I’ve been chewing on this book for a while. Every time I decide what I’m going to say about it, I change my mind. Which I’m starting to think is a critique in its own way. Basically, I wanted to love it. I relish a good coming of age story – a romp through puberty and self-discovery and wrangling some justice out of an unjust situation. I wanted to be completely swept away. And I tried, but I think I had to try a little too hard.
Jasper Jones by Craig Silvey has a lot going for it – a sinister mystery at its heart, a sweet love story on the side, and a brilliantly witty rapport between the main character (not Jasper Jones but another boy named Charlie – confusing, I know!) and his best friend. However, I felt like I was reading two separate stories that on their own could have been home runs (what’s a home run in cricket-speak?), but that just got in the way of each other when forced together. We begin with the mystery story – who killed Laura Wishart? Jasper finds his former flame hanging from a tree in his secret spot in the woods. He believes that his troublemaker reputation will land him in jail for the crime, so he enlists Charlie to help him cover up her death. We’re never really told what makes Jasper trust Charlie and vice versa, but Charlie goes along with his plan.

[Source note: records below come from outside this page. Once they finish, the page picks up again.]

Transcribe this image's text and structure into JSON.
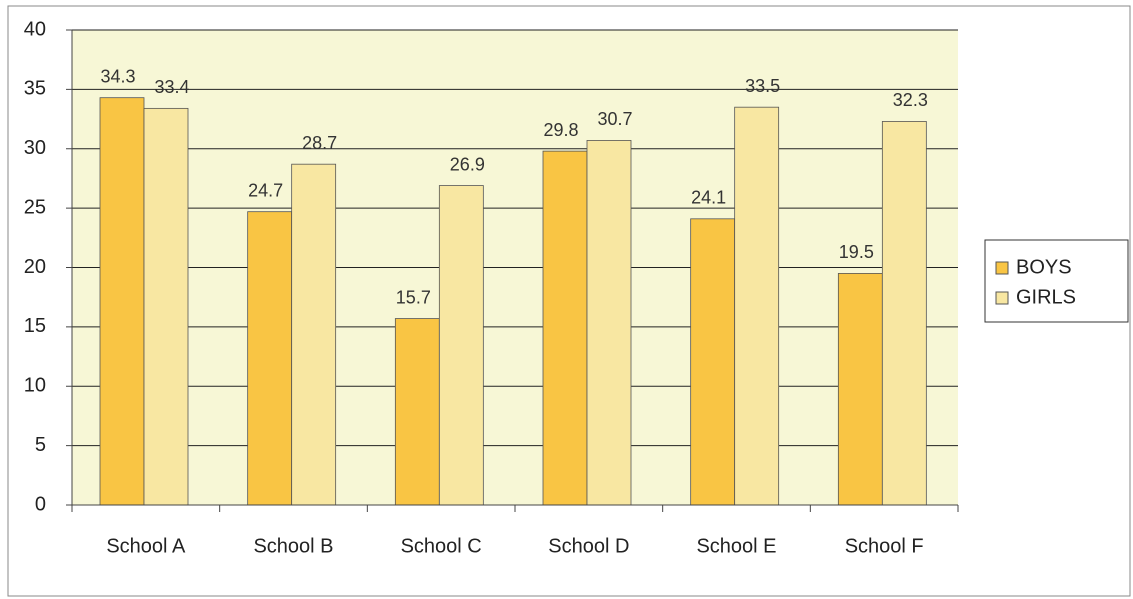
{
  "chart_data": {
    "type": "bar",
    "categories": [
      "School A",
      "School B",
      "School C",
      "School D",
      "School E",
      "School F"
    ],
    "series": [
      {
        "name": "BOYS",
        "color": "#f9c544",
        "values": [
          34.3,
          24.7,
          15.7,
          29.8,
          24.1,
          19.5
        ]
      },
      {
        "name": "GIRLS",
        "color": "#f8e7a2",
        "values": [
          33.4,
          28.7,
          26.9,
          30.7,
          33.5,
          32.3
        ]
      }
    ],
    "ylim": [
      0,
      40
    ],
    "yticks": [
      0,
      5,
      10,
      15,
      20,
      25,
      30,
      35,
      40
    ],
    "grid": true,
    "legend": "right"
  }
}
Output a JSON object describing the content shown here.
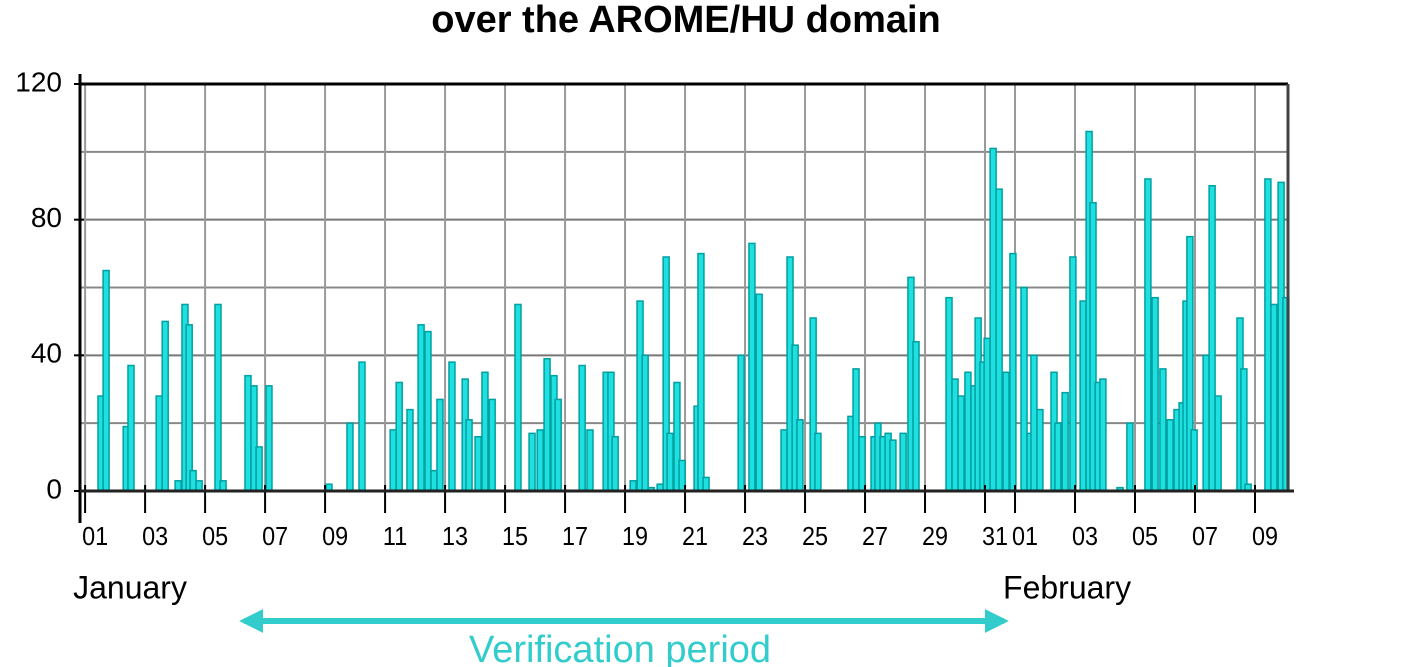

Then there’s the other half of the story, the one in which Charlie actually plays the role of a main character we’re made to care about. He has the hots for Laura’s sister Eliza and they share awkward little bookworm flirtations, pretending they’re urbane Manhattanites (with Truman Capote as their only guide). At home, he dreams about becoming a famous author and tries to understand his parents’ secret miseries. He trades quips with his friend Jeffrey Lu and feels helpless against the small-town racism that Jeffrey and his Vietnamese family have to endure. Because this is happening during the Vietnam War. Oh yeah, why was this set in the 60s, anyway? It was just another piece of the puzzle that didn’t quite fit.
For me, the more cohesive, compelling story was about Charlie coming to terms with his adult self – reconciling his big city dreams with his small Australian town and understanding that his parents never got the chance to do the same. All that good growing up stuff. I get that the actual “Jasper Jones” part of the story was supposed to help him along this path, but it felt more like an out-of-place plot device designed to keep the slower-moving (but I thought, better) story afloat.
The best passage in this book was the oddly arresting cricket scene, in which the eternally enthusiastic outcast Jeffrey finally gets the chance to prove his chops and lead the town to victory, providing a catalyst for Charlie to make the moves on Eliza (all caught up in the moment. Suuure). What does this admittedly awesome scene really have to do with “Jasper Jones?” Well, nothing, but I think it’s another example of how disparate this book’s plot lines were. With scenes like that one, I completely get why people would love this book. But for me, this whole story was the sum of way too many parts.